La Vida Local: Irregular Notes on West End Life
Keep on Keepin’ On – With Some New Twists
By Rosanne Graef
After another month of holing up, hunkering down, and watching my husband’s corona beard grow, you’d think I’d have developed some sort of insights into this situation in which we find ourselves. I suppose I have discovered some things. Not that any of them are particularly profound, but here they are anyway.
Some things may change forever.
Years ago, I would sometimes fly from LaGuardia to Logan on the Eastern Air Lines Shuttle. You could just arrive at the gate, walk on, claim a seat, and pay on board. When one plane filled up, they’d bring out another. While the shuttle was long gone before 2001, the events of 9/11 brought a sudden end to any such type of informality or spontaneity in air travel.
What changes will Covid-19 effect? In the grander scheme of things, I definitely hope for some big changes in our society’s many inequalities and profligate wastefulness, and the elimination of the political polarization that now permeates every choice we make, stamping each of us with a simplistic identity.
Closer to home, though, changes are what concern me.
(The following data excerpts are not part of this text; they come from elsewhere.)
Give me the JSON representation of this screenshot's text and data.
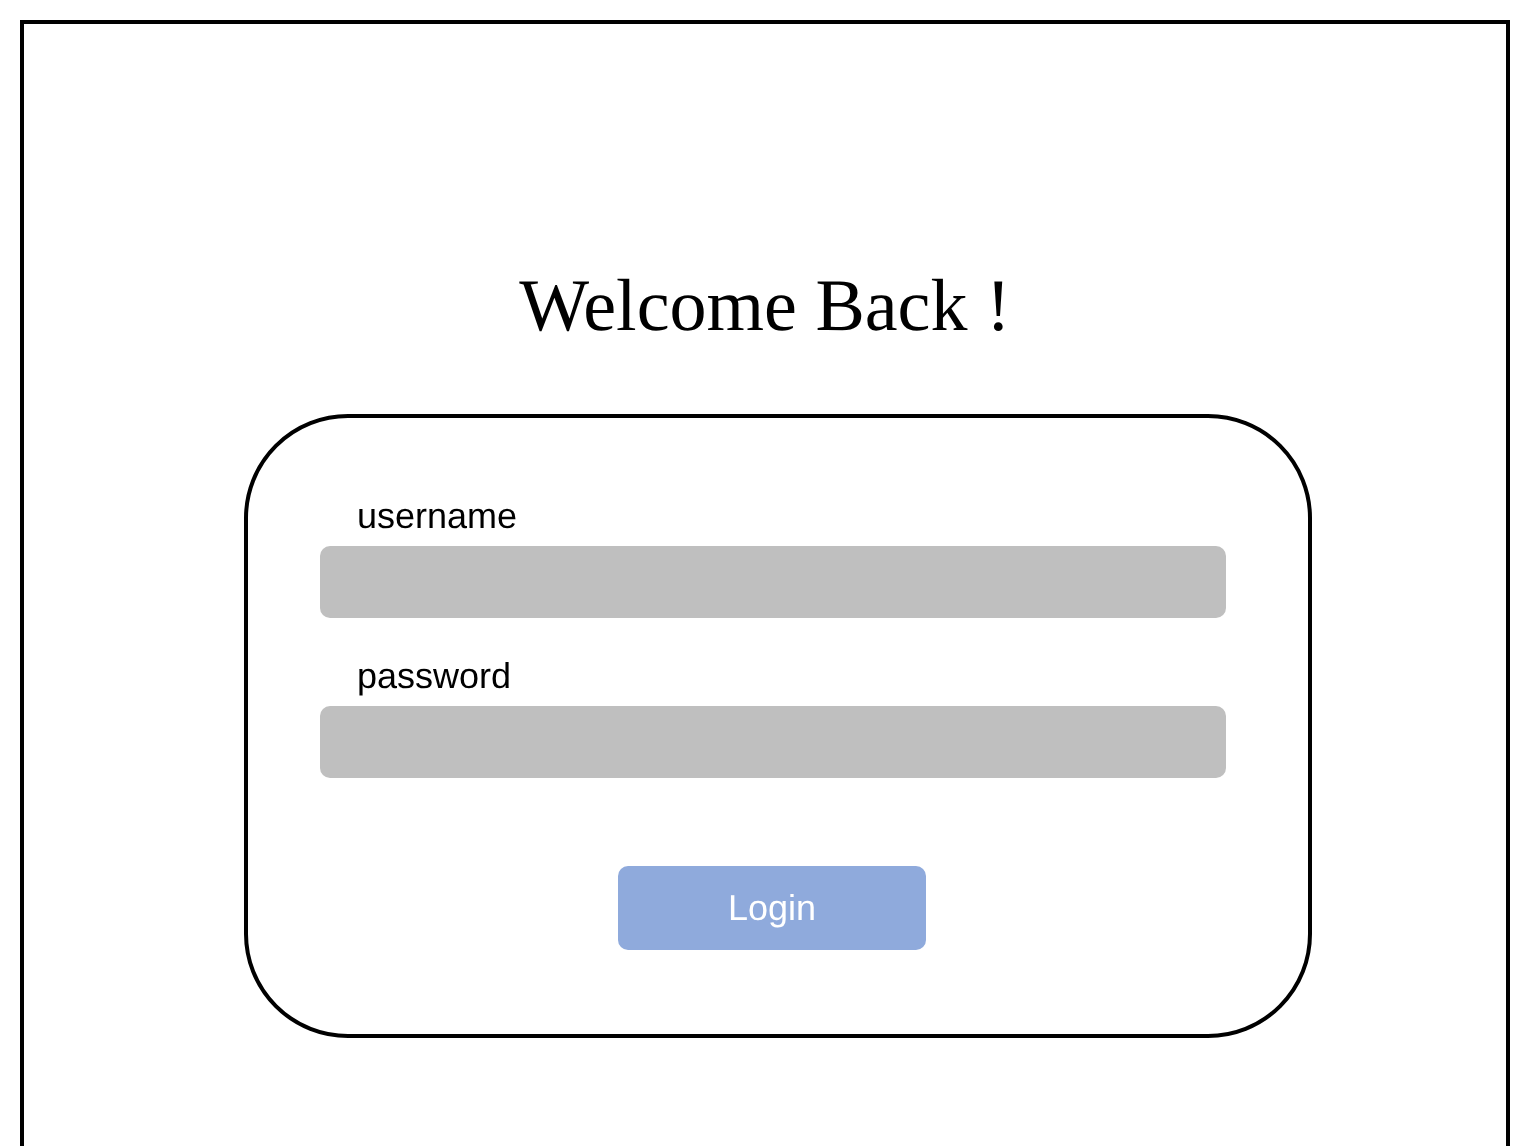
{
  "title": "Welcome Back !",
  "fields": [
    {
      "label": "username"
    },
    {
      "label": "password"
    }
  ],
  "button": {
    "label": "Login"
  }
}
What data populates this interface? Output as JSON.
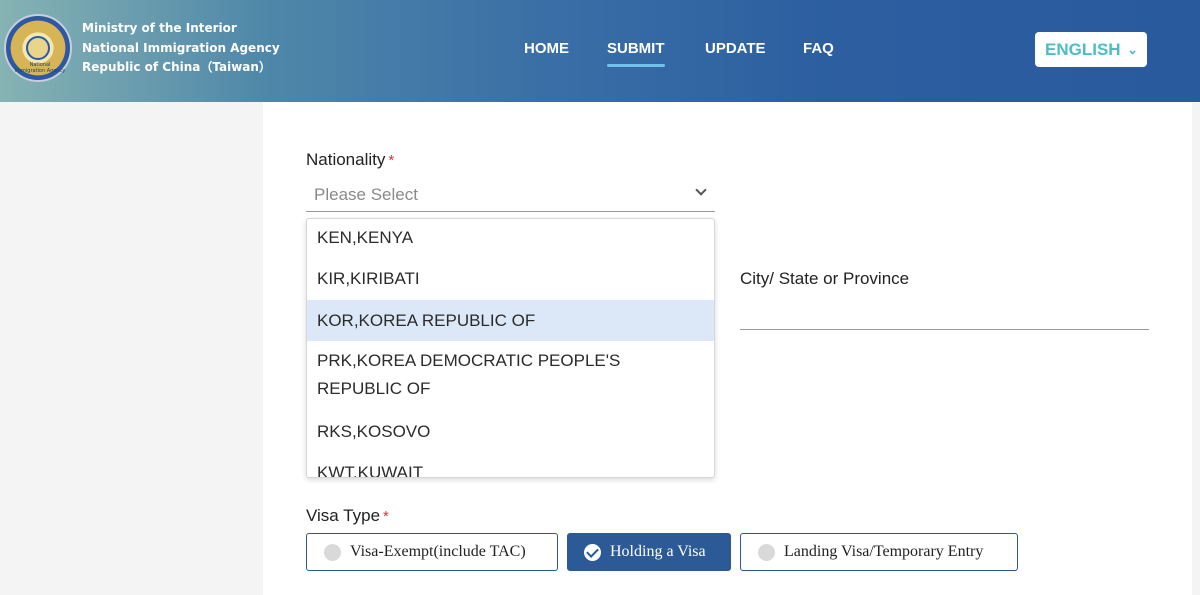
{
  "header": {
    "agency_lines": [
      "Ministry of the Interior",
      "National Immigration Agency",
      "Republic of China（Taiwan）"
    ],
    "logo_text": "National Immigration Agency",
    "nav": [
      "HOME",
      "SUBMIT",
      "UPDATE",
      "FAQ"
    ],
    "active_nav": "SUBMIT",
    "language": "ENGLISH",
    "lang_chevron": "⌄"
  },
  "form": {
    "nationality": {
      "label": "Nationality",
      "required_mark": "*",
      "placeholder": "Please Select",
      "options": [
        "KEN,KENYA",
        "KIR,KIRIBATI",
        "KOR,KOREA REPUBLIC OF",
        "PRK,KOREA DEMOCRATIC PEOPLE'S",
        "REPUBLIC OF",
        "RKS,KOSOVO",
        "KWT,KUWAIT"
      ],
      "highlighted_option": "KOR,KOREA REPUBLIC OF"
    },
    "city": {
      "label": "City/ State or Province",
      "value": ""
    },
    "visa_type": {
      "label": "Visa Type",
      "required_mark": "*",
      "options": [
        "Visa-Exempt(include TAC)",
        "Holding a Visa",
        "Landing Visa/Temporary Entry"
      ],
      "selected": "Holding a Visa"
    }
  },
  "colors": {
    "brand_blue": "#2c5a96",
    "accent_teal": "#4cbcc8",
    "highlight": "#dce8f8",
    "required": "#dd3333"
  }
}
I know I’ll be trying to settle on an alternate way of meeting and greeting – out with handshakes and hugs, in with what? Bowing? Hand on heart? A snappy salute? We’ll see.
Keeping a journal?
This is not a habit of mine. The last time I attempted a diary was probably when I was eleven and the entries were pretty banal, unless someone were interested in investigating the shampooing habits of preteen girls. I’ve started up again, though, with a diary of daily contacts and will attempt to keep it up. If it isn’t eventually necessary for contact tracing purposes, it’ll at least be a memory jog of when I last went to the grocery store.
Window decorations?
If you’re active on Next Door, you probably remember the Virtual Easter Egg Hunt. People were encouraged to color some paper eggs and tape them on their windows so children could go around the neighborhood and search for them. A friend of mine reported that her kids enjoyed the hunt and had found 17 eggs!
In late May, I was outside when a father and his little girl, around three years old, stopped in front of our house. He explained that seeing our three paper eggs is the high point of their walk. Are my paper eggs the equivalent of the Christmas wreath that’s hung on the door until June? Should I keep them up until this little girl is seven and her interests change? Or maybe switch them out for the Fourth of July and Halloween? Stay tuned… some sort of window decoration is here to stay.
Wearing a mask?
Social distancing?
Hand washing?
Definitely. Safety first and strive to be unremittingly kind.